You would then argue that Windows is secure as long as we don't use it... I don't know about but I like to use an OS that I install.
>>One of the big differences is the OS... Windows 2003 is not more
>>secure because it's installed on a "server" rather than on a
>>desktop PC.
>No. It is, however, vastly less compromised largely because a) it
>is on a "server" rather than a desktop PC and b) it isn't anywhere
>near as common.
Ok, so you think that installing Windows in a rack mounted PC is more secure than doing the same install on a desktop PC
Then you point that the "market share" of servers is less important than desktop. I claim this doesn't matter since this is the same code running.
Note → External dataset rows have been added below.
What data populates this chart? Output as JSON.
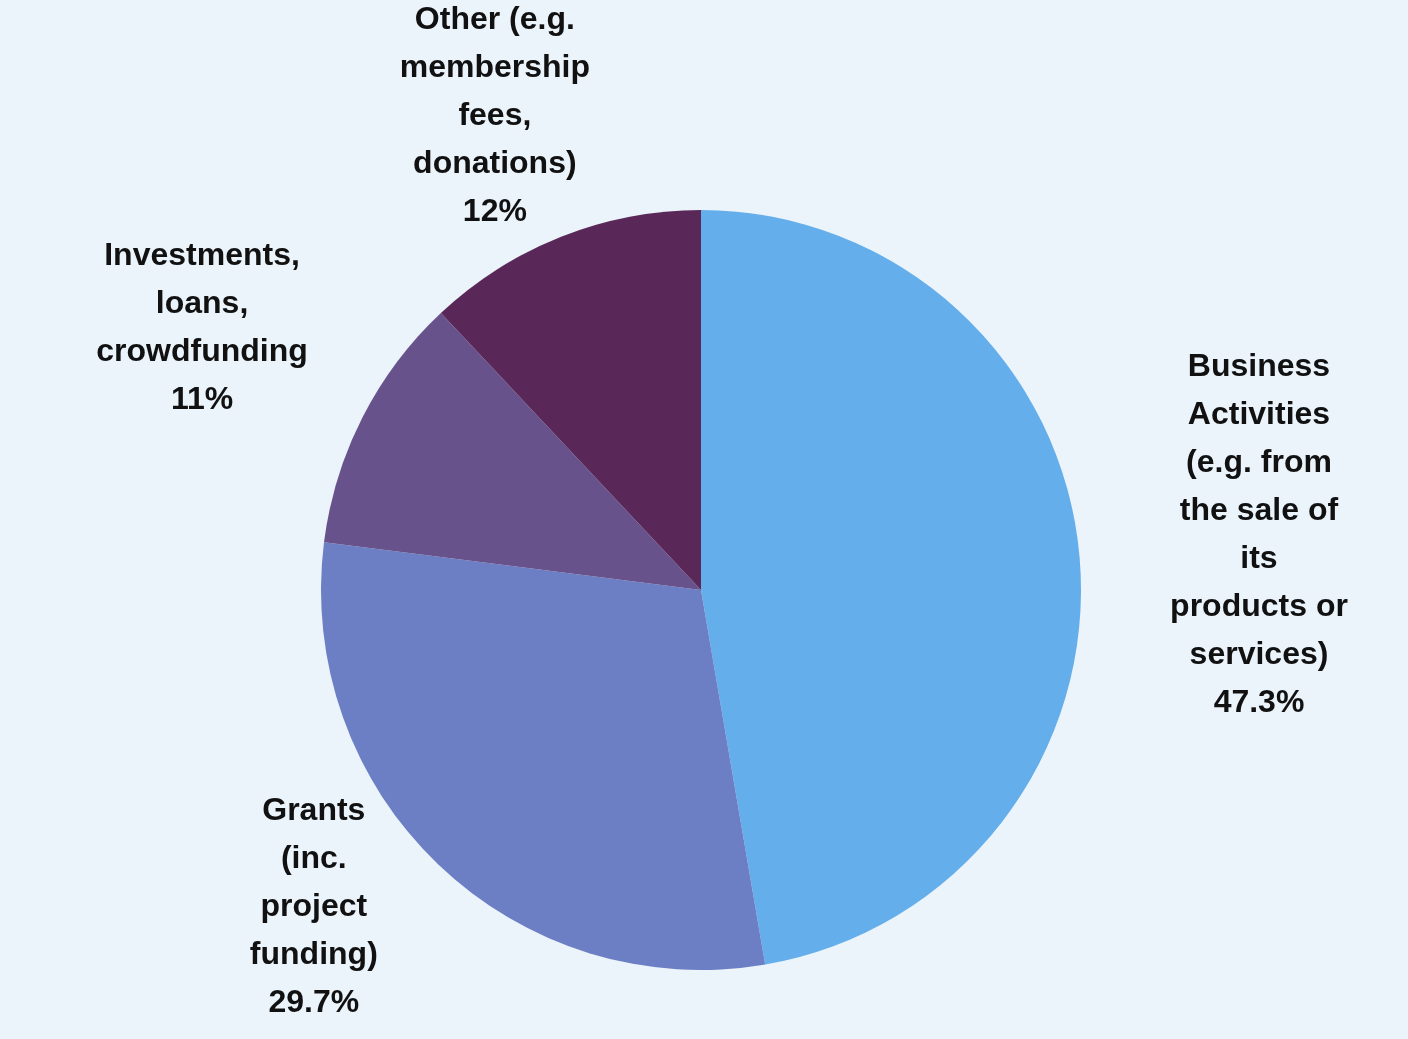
{
  "chart_data": {
    "type": "pie",
    "categories": [
      "Business Activities (e.g. from the sale of its products or services)",
      "Grants (inc. project funding)",
      "Investments, loans, crowdfunding",
      "Other (e.g. membership fees, donations)"
    ],
    "values": [
      47.3,
      29.7,
      11,
      12
    ],
    "colors": [
      "#64aeeb",
      "#6c7fc4",
      "#68528c",
      "#5a2858"
    ],
    "value_labels": [
      "47.3%",
      "29.7%",
      "11%",
      "12%"
    ]
  }
}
>If you're trying to make claims about how "secure" an OS is based
>on how often it's exploited, rather than quantifiable security
>features (or lack thereof) then your comparison is broken from
>the get-go.
More "features" means more code, more risks of exploits, less understood model so more difficult to properly setup.
An example: Firefox doesn't support Active-X so it will never be a victim of an Active-X exploit. Adding a "security feature" on IE to only allow Active-X on "trusted sites" is still less secure than not having Active-X at all...
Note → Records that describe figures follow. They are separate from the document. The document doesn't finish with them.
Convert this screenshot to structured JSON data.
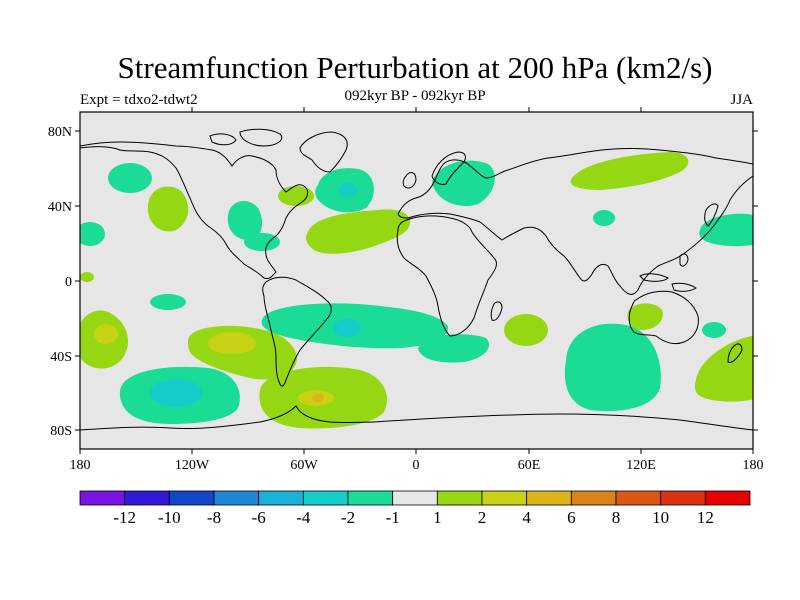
{
  "header": {
    "title": "Streamfunction Perturbation at 200 hPa (km2/s)",
    "experiment": "Expt = tdxo2-tdwt2",
    "period": "092kyr BP - 092kyr BP",
    "season": "JJA"
  },
  "map": {
    "projection": "cylindrical equidistant",
    "lon_range": [
      -180,
      180
    ],
    "lat_range": [
      -90,
      90
    ],
    "lat_ticks": [
      "80N",
      "40N",
      "0",
      "40S",
      "80S"
    ],
    "lon_ticks": [
      "180",
      "120W",
      "60W",
      "0",
      "60E",
      "120E",
      "180"
    ],
    "background_color": "#e6e6e6"
  },
  "colorbar": {
    "labels": [
      "-12",
      "-10",
      "-8",
      "-6",
      "-4",
      "-2",
      "-1",
      "1",
      "2",
      "4",
      "6",
      "8",
      "10",
      "12"
    ],
    "colors": [
      "#7b14e0",
      "#3319d6",
      "#1446cc",
      "#1f87d6",
      "#1ab2d6",
      "#14ccc8",
      "#1adc96",
      "#e6e6e6",
      "#96d714",
      "#c8d214",
      "#dcb41a",
      "#dc821a",
      "#dc5614",
      "#dc3214",
      "#e60000"
    ]
  }
}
Rather than having "security features" applied to insecure things, it's better not to have the insecure thing at all. I want real security, not only the appearance, the illusion of security.
>If you want to do it while not considering marketshare and user
>demographics as intrinsic factors, then it is laughably broken.
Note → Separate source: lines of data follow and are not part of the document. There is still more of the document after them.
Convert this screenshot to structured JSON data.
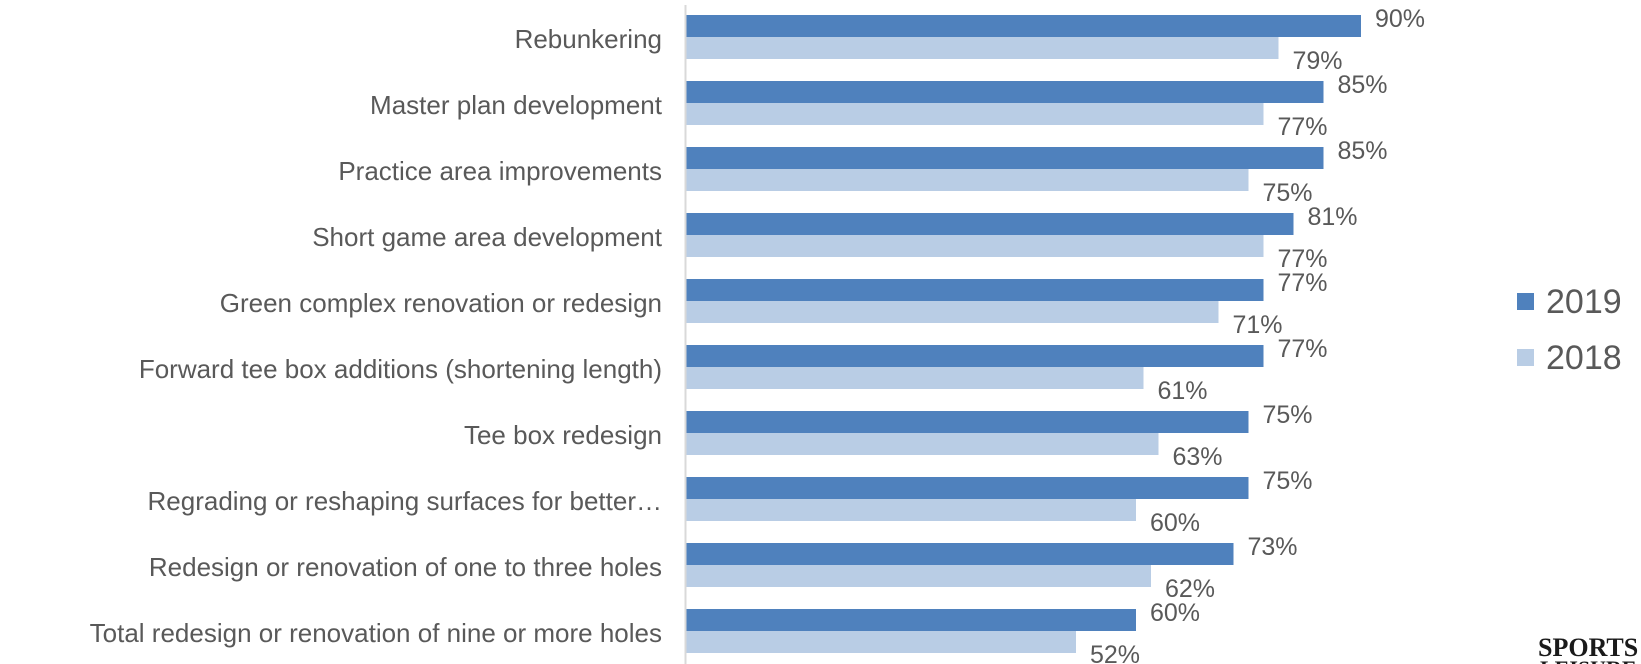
{
  "chart_data": {
    "type": "bar",
    "orientation": "horizontal",
    "categories": [
      "Rebunkering",
      "Master plan development",
      "Practice area improvements",
      "Short game area development",
      "Green complex renovation or redesign",
      "Forward tee box additions (shortening length)",
      "Tee box redesign",
      "Regrading or reshaping surfaces for better…",
      "Redesign or renovation of one to three holes",
      "Total redesign or renovation of nine or more holes"
    ],
    "series": [
      {
        "name": "2019",
        "color": "#4f81bd",
        "values": [
          90,
          85,
          85,
          81,
          77,
          77,
          75,
          75,
          73,
          60
        ],
        "labels": [
          "90%",
          "85%",
          "85%",
          "81%",
          "77%",
          "77%",
          "75%",
          "75%",
          "73%",
          "60%"
        ]
      },
      {
        "name": "2018",
        "color": "#b9cde5",
        "values": [
          79,
          77,
          75,
          77,
          71,
          61,
          63,
          60,
          62,
          52
        ],
        "labels": [
          "79%",
          "77%",
          "75%",
          "77%",
          "71%",
          "61%",
          "63%",
          "60%",
          "62%",
          "52%"
        ]
      }
    ],
    "xlim": [
      0,
      100
    ],
    "grid": false,
    "legend_position": "right"
  },
  "logo": {
    "line1": "SPORTS",
    "line2": "LEISURE"
  }
}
I don't think so. Millions of machines is largely enough to launch a massive attack. When there are millions of machines, there are always tens of thousands of totally incompetent users.
>Viruses and malware are *extremely* reliant on the end user's level
>of knowledge to be effective (which is why it's quite easy to run
>Windows without being compromised).
I don't think so. I wanted one time to test the Kazaa software. I did it inside a virtual machine loaded with XP. I followed the normal installation procedure and once it was finished, even before Kazaa was started, there was huge surge of network traffic. Then tens of popups appeared. My system was completely hijacked. Dozens of suspicious file were copied to my harddisk. Only solution: completely delete the virtual machine.
>>But here we're talking about tens of thousands of malwares on
>>Windows and zero on Linux, so this can not be explained by
>>market share problems.
>You are conveniently ignoring that those "tens of thousands of
>viruses" are really just hundreds and hundreds of variations of
>dozens of different viruses.
Which means that MS didn't even bother securing its system (at the beginning).